In 2 brothers with CPHD who both had early hyperplasia and later hypoplasia of the anterior pituitary by MRI, Riepe et al. (2001) identified compound heterozygosity for inactivating mutations in the PROP1 gene, 301delAG and 150delA (601538.0008).

The panhypopituitarism in the Hutterite cases reported by McKusick and Rimoin (1967) were shown to be due to the common 2-bp deletion (301-302delAG) in the PROP1 gene (601538.0002) (Mosely et al., 2002).

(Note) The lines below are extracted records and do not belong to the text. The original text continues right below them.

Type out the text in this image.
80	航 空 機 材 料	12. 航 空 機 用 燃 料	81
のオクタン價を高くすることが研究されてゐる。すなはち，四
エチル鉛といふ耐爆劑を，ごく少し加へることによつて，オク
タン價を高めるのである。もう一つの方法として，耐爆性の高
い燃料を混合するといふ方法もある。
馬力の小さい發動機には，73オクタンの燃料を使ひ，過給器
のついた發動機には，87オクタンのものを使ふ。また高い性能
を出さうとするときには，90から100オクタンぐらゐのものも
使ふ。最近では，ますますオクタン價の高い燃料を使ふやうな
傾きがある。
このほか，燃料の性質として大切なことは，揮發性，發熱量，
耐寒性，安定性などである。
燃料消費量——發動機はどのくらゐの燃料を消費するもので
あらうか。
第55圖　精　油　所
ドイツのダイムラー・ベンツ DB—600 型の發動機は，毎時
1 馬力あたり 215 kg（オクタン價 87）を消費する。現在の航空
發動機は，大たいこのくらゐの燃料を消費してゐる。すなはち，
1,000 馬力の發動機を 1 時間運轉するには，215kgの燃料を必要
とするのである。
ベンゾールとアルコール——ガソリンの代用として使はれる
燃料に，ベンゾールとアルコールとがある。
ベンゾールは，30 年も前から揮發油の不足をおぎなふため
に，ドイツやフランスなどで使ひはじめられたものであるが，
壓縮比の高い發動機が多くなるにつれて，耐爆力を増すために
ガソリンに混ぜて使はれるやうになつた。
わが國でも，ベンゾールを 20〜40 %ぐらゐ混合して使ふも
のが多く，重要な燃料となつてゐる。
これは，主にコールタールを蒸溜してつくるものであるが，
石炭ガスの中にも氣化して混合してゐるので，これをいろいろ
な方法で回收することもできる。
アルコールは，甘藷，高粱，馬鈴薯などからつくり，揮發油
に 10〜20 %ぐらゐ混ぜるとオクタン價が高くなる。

Reynaud et al. (2004) studied 3 brothers with CPHD from a consanguineous family of Tunisian descent. The brothers had been referred for cryptorchidism and/or delayed puberty, and initial investigations revealed hypogonadotropic hypogonadism. One of the patients had psychomotor retardation, intracranial hypertension, and minor renal malformations. The brothers reached normal adult height and developed GH and TSH deficiencies after age 30. Reynaud et al. (2004) identified homozygosity for a nonsense mutation in the PROP1 gene (W194X; 601538.0010) in the affected brothers, and concluded that PROP1 mutations should be considered among the genetic causes of initially isolated hypogonadotropic hypogonadism.

Pathogenesis

Inactivating mutations in PROP1 perturb ontogenesis of pituitary gonadotropes, somatotropes, lactotropes, and thyrotropes. These developmental defects result in deficiencies of PRL, LH, FSH, GH, or TSH.

Clinical Management

Individuals with PROP1 mutations that cause GH and TSH deficiencies respond to GH and thyroid hormone replacement. Those with PROP1 mutations that cannot produce luteinizing or follicle-stimulating hormone at a sufficient level may not enter puberty spontaneously which may require gonadotropin replacement. Some older affected individuals have been reported to develop adrenal insufficiency in their third to fifth decades due to ACTH deficiency (202200) (Fluck et al., 1998).

Lee et al. (2004) reported 3 adult sibs, aged 18 to 25 years, with short stature, hypothyroidism, and lack of pubertal maturation, who were homozygous for the 301delAG PROP1 deletion (601538.0002). They treated them in adulthood with GH for 4 to 5 years and thyroid replacement before sex steroid replacement therapy. Despite delay in treatment and fairly advanced bone age, all responded to these therapies with a dramatic increase in linear growth. The authors concluded the substantial linear growth in adult sibs with a PROP1 mutation illustrates that despite an advanced bone age, linear growth potential remains in adulthood in the setting of sex steroid deficiency.